Unfortunately, cyber crime isn't going away. Hacking scandals have become an almost regular occurrence for public companies, devastating the shares of those unfortunate enough to find themselves the victims of a major data breach.
Investors looking to gain exposure to the cybersecurity market have a wide variety of options to choose from, but a few stocks stand out among the rest. Below are three of the best stocks in the space.
Symantec is a reliable cash generator
Among cybersecurity stocks, Symantec (NASDAQ:SYMC), the owner of Norton Antivirus, is perhaps the most reliable cash generator. Last quarter, it generated $358 million from operating activities, much of which it returns to shareholders in the form of dividends and share repurchases. At current levels, the company yields a little more than 2%, and it approved a $1 billion share repurchase program in February (about 6% of its current market cap).

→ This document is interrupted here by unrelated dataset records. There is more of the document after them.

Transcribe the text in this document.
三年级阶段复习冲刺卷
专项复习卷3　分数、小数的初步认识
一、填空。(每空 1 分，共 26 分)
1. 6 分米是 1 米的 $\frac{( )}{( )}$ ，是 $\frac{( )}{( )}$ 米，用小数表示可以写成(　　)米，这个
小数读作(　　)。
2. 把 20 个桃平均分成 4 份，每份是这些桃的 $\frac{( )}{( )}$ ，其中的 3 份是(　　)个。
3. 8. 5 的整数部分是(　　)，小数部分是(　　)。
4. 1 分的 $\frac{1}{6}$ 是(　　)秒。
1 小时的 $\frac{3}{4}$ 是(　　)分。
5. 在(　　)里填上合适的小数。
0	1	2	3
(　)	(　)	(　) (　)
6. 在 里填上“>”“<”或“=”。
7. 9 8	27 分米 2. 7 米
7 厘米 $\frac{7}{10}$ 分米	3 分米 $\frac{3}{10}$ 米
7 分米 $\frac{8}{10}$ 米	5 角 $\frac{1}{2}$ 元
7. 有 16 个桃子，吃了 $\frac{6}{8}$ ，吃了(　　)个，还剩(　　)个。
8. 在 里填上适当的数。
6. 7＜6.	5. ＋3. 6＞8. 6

Symantec focuses primarily on endpoint security -- solutions installed on particular devices (PCs, mobile devices, etc.) designed to protect them from malicious activity. It's a well-established business and a staple for many IT departments.
Symantec will become more of a pure play security business when it completes its planned split later this year: the company will spin off its Information Management business, Veritas, to shareholders. Last quarter, about 41% of Symantec's revenue came from this business, which is wholly unrelated to security. The split should benefit shareholders, creating two more focused businesses. Those interested only in the security business can sell their shares of Veritas.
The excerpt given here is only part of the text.